She decided to use the hotel buffet.
Meals came in two varieties—free buffets for the attendees, and personally funded meals that could be delivered to your home or eaten at an elegant table near a romantic fire.
The only head-scratcher for her was the monitors. The hotel lobby set up six big, brilliant electronic screens that produced pictures and video so sharp that they were hard to distinguish from real life. One of the hotel workers said they were Finnish-made; there was a substantial electronics remanufacturing industry closer to Helsinki and Turku.
So, with all that amazing technology, what did they do? Ran conference updates about schedule and speaker changes in between reruns of Noonside Passions, the ubiquitous Kurian Zone daytime drama. Duvalier couldn’t stand it, but Valentine would sit quite happily, drink coffee or tea, and soak up plot points about infertile women and black market scoundrels, leavened with plenty of New Universal Church sermonizing.

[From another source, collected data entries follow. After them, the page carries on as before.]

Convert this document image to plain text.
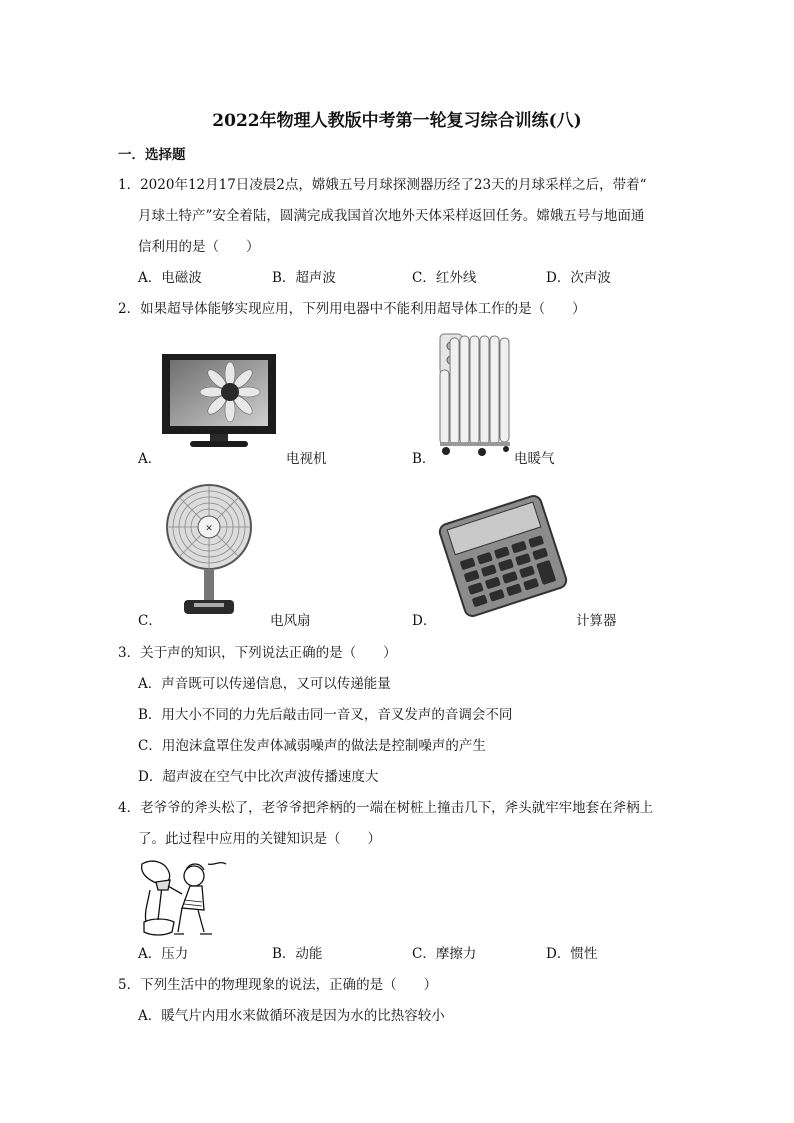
2022年物理人教版中考第一轮复习综合训练(八)
一．选择题
1．2020年12月17日凌晨2点，嫦娥五号月球探测器历经了23天的月球采样之后，带着“
月球土特产”安全着陆，圆满完成我国首次地外天体采样返回任务。嫦娥五号与地面通
信利用的是（　　）
A．电磁波	B．超声波	C．红外线	D．次声波
2．如果超导体能够实现应用，下列用电器中不能利用超导体工作的是（　　）
A．	电视机	B．	电暖气
✕
C．	电风扇	D．	计算器
3．关于声的知识，下列说法正确的是（　　）
A．声音既可以传递信息，又可以传递能量
B．用大小不同的力先后敲击同一音叉，音叉发声的音调会不同
C．用泡沫盒罩住发声体减弱噪声的做法是控制噪声的产生
D．超声波在空气中比次声波传播速度大
4．老爷爷的斧头松了，老爷爷把斧柄的一端在树桩上撞击几下，斧头就牢牢地套在斧柄上
了。此过程中应用的关键知识是（　　）
A．压力	B．动能	C．摩擦力	D．惯性
5．下列生活中的物理现象的说法，正确的是（　　）
A．暖气片内用水来做循环液是因为水的比热容较小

It was popular around the world, so they could get broadcasts of the day’s show in several languages. Moreover, since it was propaganda masquerading as entertainment, it was broadcast everywhere. Valentine liked to pick the story lines apart sometimes, trying to pick up hints about what the Kurian Order was worried about this particular month. They would do a series about energy rationing and conservation, or add a subplot about why it’s important to keep your teeth clean, or to report privately owned transmitters.
Still, every day there were little groups of men and women watching one of the several broadcasts and rebroadcasts. Some worked on notes held in their laps, others grabbed a hasty meal and watched, and still more talked and chuckled as the show proceeded.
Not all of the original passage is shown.